= Charles W. Gurney =

American businessman

Charles W. Gurney (May 13, 1840 – March 25, 1913) was an American businessman who founded Gurney's Seed and Nursery Company, an important seed supplier.

== Biography ==
Gurney was born in Massachusetts, and moved to Iowa about 1852. During the American Civil War, he enlisted in the Union army, serving with the 3rd Iowa Infantry, and rose to the rank of lieutenant colonel.

After the war, he opened his first nursery, Hesperian Nurseries, in 1866 in Monticello, Iowa. The business remained in Monticello until 1882, when the business was moved to Dixon County, Nebraska. After realizing the trade potential in towns near rivers, Gurney moved Hesperian Nurseries to Yankton, South Dakota, in 1897.

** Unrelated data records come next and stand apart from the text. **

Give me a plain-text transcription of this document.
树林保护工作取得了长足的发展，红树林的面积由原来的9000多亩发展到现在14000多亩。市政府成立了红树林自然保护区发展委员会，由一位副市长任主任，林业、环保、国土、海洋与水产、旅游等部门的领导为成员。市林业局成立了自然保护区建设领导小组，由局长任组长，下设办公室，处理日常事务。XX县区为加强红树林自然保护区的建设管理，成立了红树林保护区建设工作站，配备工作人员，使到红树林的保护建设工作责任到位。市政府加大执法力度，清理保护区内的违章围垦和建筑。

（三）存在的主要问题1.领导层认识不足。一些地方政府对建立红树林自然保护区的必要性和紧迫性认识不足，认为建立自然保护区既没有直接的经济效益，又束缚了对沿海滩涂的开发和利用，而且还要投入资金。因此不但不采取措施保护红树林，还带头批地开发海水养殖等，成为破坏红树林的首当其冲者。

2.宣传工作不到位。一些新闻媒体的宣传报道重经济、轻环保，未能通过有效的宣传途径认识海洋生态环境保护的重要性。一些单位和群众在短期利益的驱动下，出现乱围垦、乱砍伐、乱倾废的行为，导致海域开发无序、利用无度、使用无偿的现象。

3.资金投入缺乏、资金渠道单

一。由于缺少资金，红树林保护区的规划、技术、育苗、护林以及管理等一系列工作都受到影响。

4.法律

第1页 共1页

Gurney's seven sons were very involved in the family seed business. In 1906, C. W. Gurney incorporated the nursery as Gurney's Seed and Nursery Company, with his sons and a nephew as partners. The company listed products on a generic price list for mailing purposes. In 1910, Gurney's published its first large seed and nursery catalog with a full-color cover.

Charles W. Gurney died in Yankton on March 25, 1913.

== Legacy ==
After his death, his sons and nephew continued the seed and nursery business. In 1919, Gurney's son Deloss Butler Gurney ("D.B.") became head. The company diversified and grew quickly. By 1924, Gurney's Seed was one of the largest in the world, receiving orders from 46 of the 48 states and many foreign countries.

Charles Gurney's grandson, John Chandler Gurney (son of D.B.), was U.S. Senator from South Dakota from 1939 to 1951.